Однако имелось нечто, что ей никак не удавалось вписать в свою чистую картину мира. Это были сны. Откуда в такой простой жизни, где все ей было известно как собственные пять пальцев, каждый вечер возникало нечто столь необъяснимое, как сны? Нечто, что имело свое продолжение и после смерти.

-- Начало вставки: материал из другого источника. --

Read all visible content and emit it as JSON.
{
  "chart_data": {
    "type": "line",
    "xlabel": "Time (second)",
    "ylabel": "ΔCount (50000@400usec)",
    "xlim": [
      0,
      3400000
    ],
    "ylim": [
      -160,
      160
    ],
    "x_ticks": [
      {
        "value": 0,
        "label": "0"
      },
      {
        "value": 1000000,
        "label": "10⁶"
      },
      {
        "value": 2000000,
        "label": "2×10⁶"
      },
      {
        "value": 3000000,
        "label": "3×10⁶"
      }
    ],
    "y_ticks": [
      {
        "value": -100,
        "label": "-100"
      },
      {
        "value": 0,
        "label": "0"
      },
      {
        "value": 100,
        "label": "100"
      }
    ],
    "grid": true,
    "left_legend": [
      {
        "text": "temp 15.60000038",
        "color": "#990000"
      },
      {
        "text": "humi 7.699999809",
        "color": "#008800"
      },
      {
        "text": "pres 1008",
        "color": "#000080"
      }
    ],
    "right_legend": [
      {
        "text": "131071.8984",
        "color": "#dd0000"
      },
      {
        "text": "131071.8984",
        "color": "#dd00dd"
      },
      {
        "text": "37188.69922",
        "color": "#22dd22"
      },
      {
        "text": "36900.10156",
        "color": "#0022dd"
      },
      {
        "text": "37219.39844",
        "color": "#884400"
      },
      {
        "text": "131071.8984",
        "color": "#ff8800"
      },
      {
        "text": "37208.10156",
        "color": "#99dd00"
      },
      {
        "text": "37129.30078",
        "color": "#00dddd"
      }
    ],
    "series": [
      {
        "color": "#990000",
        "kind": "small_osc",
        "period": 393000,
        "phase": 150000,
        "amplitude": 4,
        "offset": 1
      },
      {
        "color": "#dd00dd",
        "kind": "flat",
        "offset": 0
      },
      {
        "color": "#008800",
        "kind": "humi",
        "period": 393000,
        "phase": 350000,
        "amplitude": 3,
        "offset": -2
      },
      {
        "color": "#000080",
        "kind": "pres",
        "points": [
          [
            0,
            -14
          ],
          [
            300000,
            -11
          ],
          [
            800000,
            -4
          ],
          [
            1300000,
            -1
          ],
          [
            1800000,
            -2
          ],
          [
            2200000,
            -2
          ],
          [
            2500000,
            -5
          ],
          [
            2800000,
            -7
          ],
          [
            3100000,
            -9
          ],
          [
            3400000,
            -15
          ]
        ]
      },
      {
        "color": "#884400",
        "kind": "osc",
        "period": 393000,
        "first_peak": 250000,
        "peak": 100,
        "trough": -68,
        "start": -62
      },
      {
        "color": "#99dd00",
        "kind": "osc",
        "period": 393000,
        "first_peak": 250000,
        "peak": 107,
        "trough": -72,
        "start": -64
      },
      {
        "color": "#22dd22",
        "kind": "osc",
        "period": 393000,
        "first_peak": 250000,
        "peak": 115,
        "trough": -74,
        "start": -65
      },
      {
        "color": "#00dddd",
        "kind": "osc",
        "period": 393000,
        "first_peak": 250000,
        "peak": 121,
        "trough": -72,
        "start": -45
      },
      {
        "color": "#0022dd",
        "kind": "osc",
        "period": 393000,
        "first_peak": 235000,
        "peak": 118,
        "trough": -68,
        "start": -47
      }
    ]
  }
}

«Сны реинкарнируют, – думала Геро, – причем чаще женские в мужском теле и наоборот… Скольких людей встречаю я в последнее время в своих снах!

Глава 2

Решение Геро уехать в Прагу и там продолжить образование было совсем не таким внезапным, как это нам кажется. Она уже давно чувствовала потребность изменить образ жизни. Хотя Геро была красавицей с чудной лебединой шеей и из одного ее глаза смотрел день, а из другого ночь, она была одинока. Ей давно уже хотелось из холостяцкой жизни, которую она вела в Белграде, со всеми ее снами, скитаниями и странностями, с четвертым яйцом и третьим стулом, переселиться в упорядоченное семейное существование, возможность которого манила ее из Праги, где обитал ее брат, студент Пражской консерватории Манассия Букур, единственный на свете близкий ей человек. Геро не виделась с ним уже три года, и ей трудно было переносить это, кстати, еще и потому, что последний Букур из их рода давно закончил свой жизненный путь в какой-то каменоломне ровно в двенадцать часов пять минут. Утомленная одиночеством, Геро поддерживала связь с братом в письмах, но эта переписка была, по меньшей мере странной.

Кстати, надо сказать, что у Геро были писательские амбиции, однако никого из издателей ее рукописи не вдохновляли; тогда она решила заняться переводами, и здесь ей повезло больше. Правда, в каждую книгу, которую она переводила, то есть в романы Анатоля Франса, Пьера Лота или Музиля, Геро вставляла какую-нибудь из сочиненных ею и отвергнутых издательствами новелл или их фрагменты, так что в конце концов у нее оказался опубликованным в переводных романах других писателей целый собственный сборник.

Как только из печати выходил очередной переведенный Геро роман, будь то отдельная книга или же печатающееся с продолжением литературное приложение к газете или журналу, она помечала губной помадой вставленный в чужой текст кусок и посылала брату в Прагу. Интересно, что эти фрагменты всегда имели и некий тайный смысл, понятный только им двоим. Геро не любила поэзию. Она говорила, что стихи для писателей – приговор, а проза – помилование.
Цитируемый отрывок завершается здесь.